The American Center for Law and Justice finally got some satisfaction from its numerous FOIA requests to the Department of Justice. It took a specific court order from a federal judge to release long-secret documents that might raise a few eyebrows among those who are still interested in matters pertaining to Hillary Clinton’s aides and the former secretary of state’s missing emails.
The ACLJ has obtained the DOJ’s infamous immunity agreements with Hillary Clinton’s top aides Cheryl Mills and Heather Samuelson – documents previously unreleased to the public and which include the DOJ attempting to enter an agreement not to comply with the requirements of FOIA, and which confirm it agreed to “dispose” of evidence, including Mills’ and Samuelson’s “culling laptops” which contained all of the missing emails from Hilary Clinton’s private homebrew server.
The immunity agreements signed by Mills and Samuelson are, to say the least, overly generous to their legal interests:
As we have advised you, we consider Cheryl Mills to be a witness based on the information gathered to date in this investigation. We understand that Cheryl Mills is willing to voluntarily provide the Mills Laptop to the Federal Bureau of Investigation, if the United States agrees not to use any information directly obtained from the Mills Laptop in any prosecution of Cheryl Mills for the mishandling of classified information and/or the removal or destruction of records as described below.
That might be fairly standard. But what’s highly unusual is that the content of those laptops remains the private property of the aides. In other words, some of the content is immune from FOIA requests.
This became clear in a separate letter obtained by ACLJ:
The terms “custody and control” is a FOIA term of art. So, in other words, the DOJ/FBI purported or attempted to agree itself out of the requirements of FOIA, so that nothing on Mills’ or Samuelson’s culling laptops would be subject to FOIA. This agreement is particularly noteworthy given what former FBI lawyer Lisa Page told the DOJ Office of Inspector General:
[T]hese are the State Department’s records. And if the Secretary in the first place had actually followed normal protocol, every single one of these emails, whether personal or work-related would have been in the State Department’s possession, and there would be no attorney-client discussions happening with respect to the sort of this material.

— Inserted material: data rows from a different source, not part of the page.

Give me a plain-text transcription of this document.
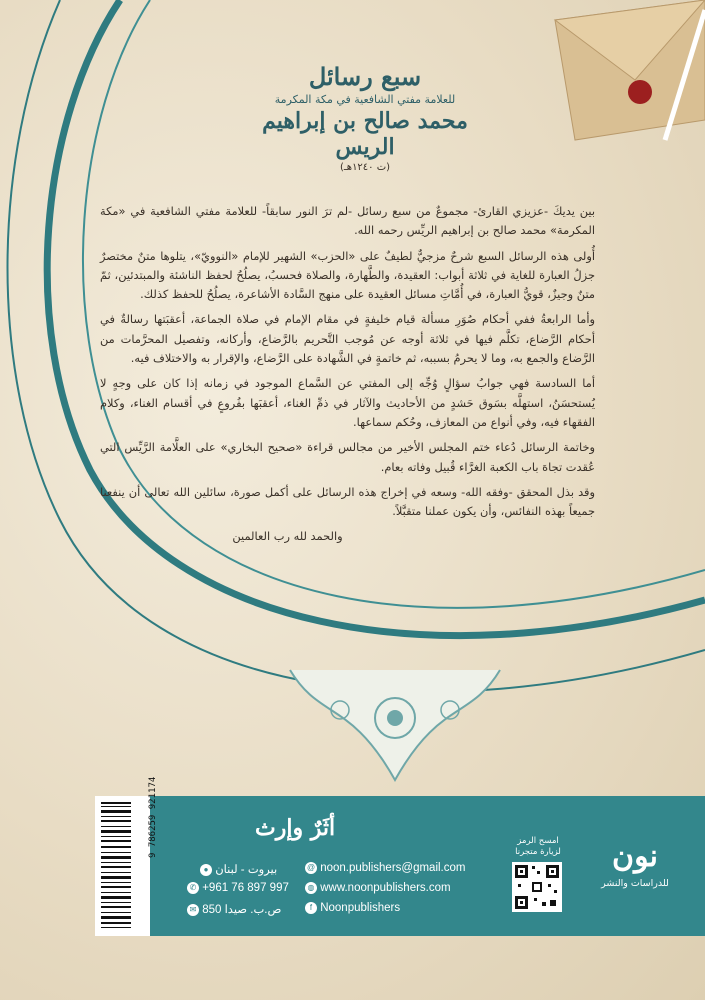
سبع رسائل
للعلامة مفتي الشافعية في مكة المكرمة
محمد صالح بن إبراهيم الريس
(ت ١٢٤٠هـ)

بين يديكَ -عزيزي القارئ- مجموعٌ من سبع رسائل -لم ترَ النور سابقاً- للعلامة مفتي الشافعية في «مكة المكرمة» محمد صالح بن إبراهيم الريِّس رحمه الله.

أُولى هذه الرسائل السبع شرحٌ مزجيٌّ لطيفٌ على «الحزب» الشهير للإمام «النوويّ»، يتلوها متنٌ مختصرٌ جزلُ العبارة للغاية في ثلاثة أبواب: العقيدة، والطَّهارة، والصلاة فحسبُ، يصلُحُ لحفظ الناشئة والمبتدئين، ثمّ متنٌ وجيزٌ، قويُّ العبارة، في أُمَّاتِ مسائل العقيدة على منهج السَّادة الأشاعرة، يصلُحُ للحفظ كذلك.

وأما الرابعةُ ففي أحكام صُوَرِ مسألة قيام خليفةٍ في مقام الإمام في صلاة الجماعة، أعقبَتها رسالةٌ في أحكام الرَّضاع، تكلَّم فيها في ثلاثة أوجه عن مُوجب التَّحريم بالرَّضاع، وأركانه، وتفصيل المحرَّمات من الرَّضاع والجمع به، وما لا يحرمُ بسببه، ثم خاتمةٍ في الشَّهادة على الرَّضاع، والإقرار به والاختلاف فيه.

أما السادسة فهي جوابُ سؤالٍ وُجِّه إلى المفتي عن السَّماع الموجود في زمانه إذا كان على وجهٍ لا يُستحسَنُ، استهلَّه بسَوق حَشدٍ من الأحاديث والآثار في ذمِّ الغناء، أعقبَها بفُروعٍ في أقسام الغناء، وكلام الفقهاء فيه، وفي أنواع من المعازف، وحُكم سماعها.

وخاتمة الرسائل دُعاء ختم المجلس الأخير من مجالس قراءة «صحيح البخاري» على العلَّامة الرَّيِّس التي عُقدت تجاهَ باب الكعبة الغرَّاء قُبيل وفاته بعام.

وقد بذل المحقق -وفقه الله- وسعه في إخراج هذه الرسائل على أكمل صورة، سائلين الله تعالى أن ينفعنا جميعاً بهذه النفائس، وأن يكون عملنا متقبَّلاً.

والحمد لله رب العالمين

9 786259 921174	أثَرٌ وإرث
● بيروت - لبنان
✆ +961 76 897 997
✉ ص.ب. صيدا 850
@ noon.publishers@gmail.com
◍ www.noonpublishers.com
f Noonpublishers
امسح الرمز لزيارة متجرنا	نون
للدراسات والنشر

In other words, the DOJ voluntarily agreed to refuse to comply with the requirements of FOIA as to documents that were clearly within the purview of FOIA requests and had otherwise been prevented from being FOIA’d by being stored on Clinton’s private server.
Additional information uncovered by ACLJ is even more shocking:
The DOJ agreed that the FBI would “dispose” of Mills’ and Samuelson’s laptops after the search. According to the agreement:
As soon as the investigation is completed, and to the extent consistent with all FBI policies and applicable laws, including the Federal Records Act, the FBI will dispose of the Device and any printed or electronic materials resulting from your search.
In other words, after agreeing to limit its search of Mills’ laptop to (1) only a certain method of searching; (2) only for certain email-related files; and, (3) only files created within a certain time-frame, the DOJ/FBI agreed to dispose of the laptop – meaning anything else embarrassing, negative or potentially implicating on the laptop – including official State Department records – would be destroyed and never be exposed. (Emphasis mine)
You may recall former FBI Director James Comey explaining to Congress that “no reasonable prosecutor” would have brought charges against Hillary Clinton. Under this immunity agreement, it’s hardly surprising that Comey would have made such a self-serving statement.
What these various FOIA revelations have shown is that the fix was in for Hillary’s “exoneration” from the start. It’s also clear that there was a privileged standard of justice applied to Clinton and her aides that made prosecuting her extremely difficult.
Remind me again: Just who is it that tried to steal the 2016 election?